![copyright.gif](https://i-blog.csdnimg.cn/blog_migrate/f4bb33a44367c6812a5edbbde4d0b37e.gif)
相似性度量
相似性和相异性被许多数据挖掘技术所使用,如聚类、最近邻分类、异常检测等。不同组样本之间的相似度是样本间差异程度的数值度量,两组样本越相似,它们的相异度就越低,相似度越高。通常用各种“距离”来衡量样本(观测值)的相似性,用相似系数来衡量指标(变量)的相似性。
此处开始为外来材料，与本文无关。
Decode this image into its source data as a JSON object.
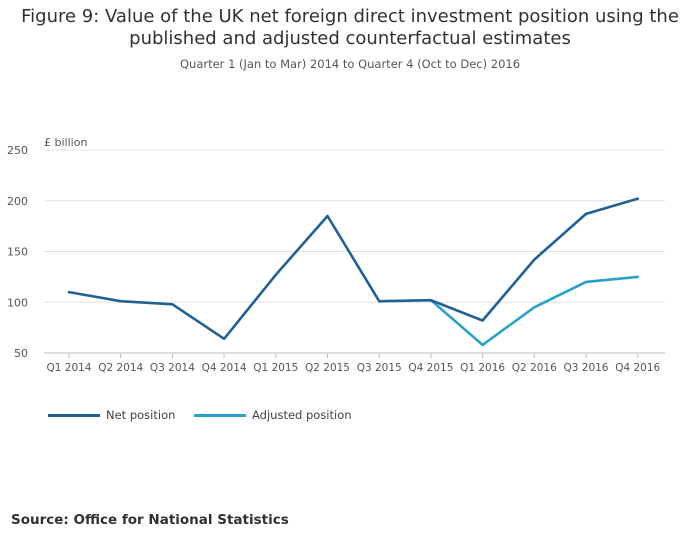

原理详细讲解和网页(JS)计算实现,见银河统计相似性度量 - 数据挖掘算法。
R和Python计算实现见下文。
目录概览
A) "距离"计算
1、欧氏距离(Euclidean Distance)
2、曼哈顿距离(绝对值距离)(Manhattan Distance)
3、切比雪夫距离(Chebyshev Distance)
4、闵氏距离(Minkowski Distance)
5、马氏距离(Mahalanobis Distance)
B) 相似系数计算
1、皮尔逊相关系数(Pearson Correlation Coefficient)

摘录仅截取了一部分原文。